Another unknown is how Brown would fare against a deep-pocketed Republican such as Meg Whitman, the former chief executive of eBay, who is a fresh face on the political scene and is aggressively targeting women voters.

The Democrats' unexpected position heading into the 2010 governor's race prompted a lament from former Assembly Speaker Willie Brown, who wrote in his weekly newspaper column that some Democrats are asking: "Can't we find someone with a newer paint job?"

Brown is likely to claim that what's old is new again, invoking ideas that he first championed as governor, including environmental protection, high-speed rail and fixing California's schools, all of which are once again on California's agenda.

Brown's seven-to-one fundraising advantage and 20-point lead in public opinion polls forced San Francisco Mayor Gavin Newsom out of the race last month. Newsom, 42, who was best known for approving same-sex marriages in his famously liberal hometown, was the favorite among younger Democrats.

Another concern is that Brown has not officially announced his candidacy and has not detailed his views on critical topics, although he has signaled he will oppose tax increases.

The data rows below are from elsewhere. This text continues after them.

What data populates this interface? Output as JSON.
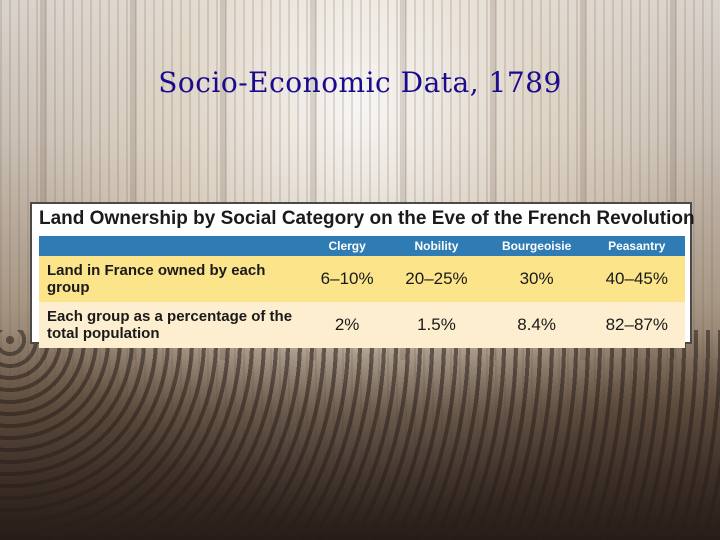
{
  "slide": {
    "title": "Socio-Economic Data, 1789"
  },
  "table": {
    "title": "Land Ownership by Social Category on the Eve of the French Revolution",
    "header_color": "#2f7bb3",
    "row_colors": [
      "#fbe48a",
      "#fdeecf"
    ],
    "columns": [
      "Clergy",
      "Nobility",
      "Bourgeoisie",
      "Peasantry"
    ],
    "rows": [
      {
        "label": "Land in France owned by each group",
        "values": [
          "6–10%",
          "20–25%",
          "30%",
          "40–45%"
        ]
      },
      {
        "label": "Each group as a percentage of the total population",
        "values": [
          "2%",
          "1.5%",
          "8.4%",
          "82–87%"
        ]
      }
    ]
  }
}
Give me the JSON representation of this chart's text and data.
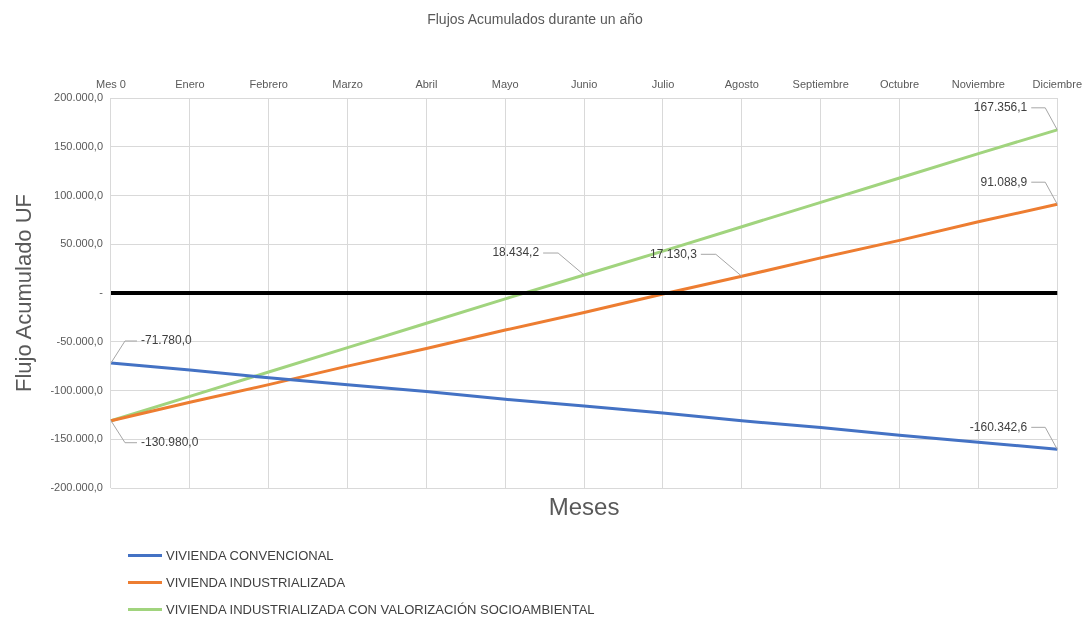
{
  "chart_data": {
    "type": "line",
    "title": "Flujos Acumulados durante un año",
    "xlabel": "Meses",
    "ylabel": "Flujo Acumulado UF",
    "categories": [
      "Mes 0",
      "Enero",
      "Febrero",
      "Marzo",
      "Abril",
      "Mayo",
      "Junio",
      "Julio",
      "Agosto",
      "Septiembre",
      "Octubre",
      "Noviembre",
      "Diciembre"
    ],
    "series": [
      {
        "name": "VIVIENDA CONVENCIONAL",
        "color": "#4472c4",
        "values": [
          -71780,
          -79000,
          -87000,
          -94000,
          -101000,
          -109000,
          -116000,
          -123000,
          -131000,
          -138000,
          -146000,
          -153000,
          -160342.6
        ],
        "value_labels": [
          "-71.780,0",
          null,
          null,
          null,
          null,
          null,
          null,
          null,
          null,
          null,
          null,
          null,
          "-160.342,6"
        ]
      },
      {
        "name": "VIVIENDA INDUSTRIALIZADA",
        "color": "#ed7d31",
        "values": [
          -130980,
          -112000,
          -94000,
          -75000,
          -57000,
          -38000,
          -20000,
          -1000,
          17130.3,
          36000,
          54000,
          73000,
          91088.9
        ],
        "value_labels": [
          "-130.980,0",
          null,
          null,
          null,
          null,
          null,
          null,
          null,
          "17.130,3",
          null,
          null,
          null,
          "91.088,9"
        ]
      },
      {
        "name": "VIVIENDA INDUSTRIALIZADA CON VALORIZACIÓN SOCIOAMBIENTAL",
        "color": "#a1d47e",
        "values": [
          -130980,
          -106000,
          -81000,
          -56000,
          -31000,
          -6000,
          18434.2,
          43000,
          68000,
          93000,
          118000,
          143000,
          167356.1
        ],
        "value_labels": [
          null,
          null,
          null,
          null,
          null,
          null,
          "18.434,2",
          null,
          null,
          null,
          null,
          null,
          "167.356,1"
        ]
      }
    ],
    "ylim": [
      -200000,
      200000
    ],
    "yticks": [
      {
        "value": -200000,
        "label": "-200.000,0"
      },
      {
        "value": -150000,
        "label": "-150.000,0"
      },
      {
        "value": -100000,
        "label": "-100.000,0"
      },
      {
        "value": -50000,
        "label": "-50.000,0"
      },
      {
        "value": 0,
        "label": "-"
      },
      {
        "value": 50000,
        "label": "50.000,0"
      },
      {
        "value": 100000,
        "label": "100.000,0"
      },
      {
        "value": 150000,
        "label": "150.000,0"
      },
      {
        "value": 200000,
        "label": "200.000,0"
      }
    ],
    "ref_lines": [
      {
        "axis": "y",
        "value": 0,
        "color": "#000000"
      }
    ],
    "grid": true,
    "legend": "bottom left"
  }
}
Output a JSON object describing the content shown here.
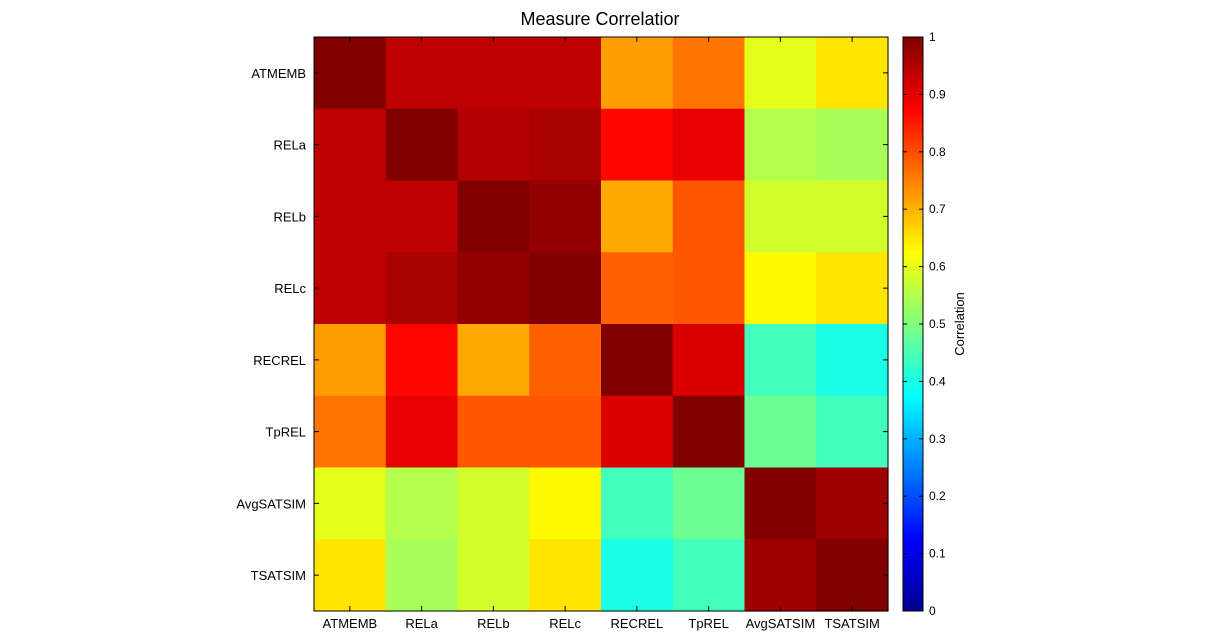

Steven Glazer, a political adviser to Brown, said Brown will have time for politics later.

"I'm very confident he will make a decision to run, but he's focused on doing his job as attorney general right now," Glazer said.

In a statement released by Glazer, Brown seemed to indicate that releasing detailed proposals about how to allocate California's dwindling resources, as some Republicans have done, does not demonstrate how the candidates would solve the budget crisis.

"The first step in (the budget) process is forming a working consensus among key Democratic and Republican leaders. Unless that is achieved, protracted stalemate will continue to be the order of the day," Brown said.

U.S. Sen. Dianne Feinstein is the only Democrat thought to have enough name recognition and financing to challenge Brown.

Feinstein, 76, toyed with the idea this week in an interview with The Associated Press, saying she is waiting to see what proposals the candidates offer to address California's ongoing budget shortfalls before she decides whether to run.

Without Brown in the race, 2010 might have been a dramatic year with a diverse field of Democratic candidates a generation or more younger than he is, including Newsom, Rep. Loretta Sanchez of Santa Ana and Los Angeles Mayor Antonio Villaraigosa. Brown's expected run scared off many of the would-be challengers early.

The worries about Brown as a candidate, given his famously erratic personality and propensity for outlandish statements, have mostly been muted so far because Democrats covet the governor's office after six years under Republican Gov. Arnold Schwarzenegger.

If Brown emerges as the nominee, Democratic strategists will rally around him, banking on his proven ability to win statewide races.

"Overriding all of (it) is a real thirst among Dems to win back the (governor's office), almost at any cost," Maviglio said.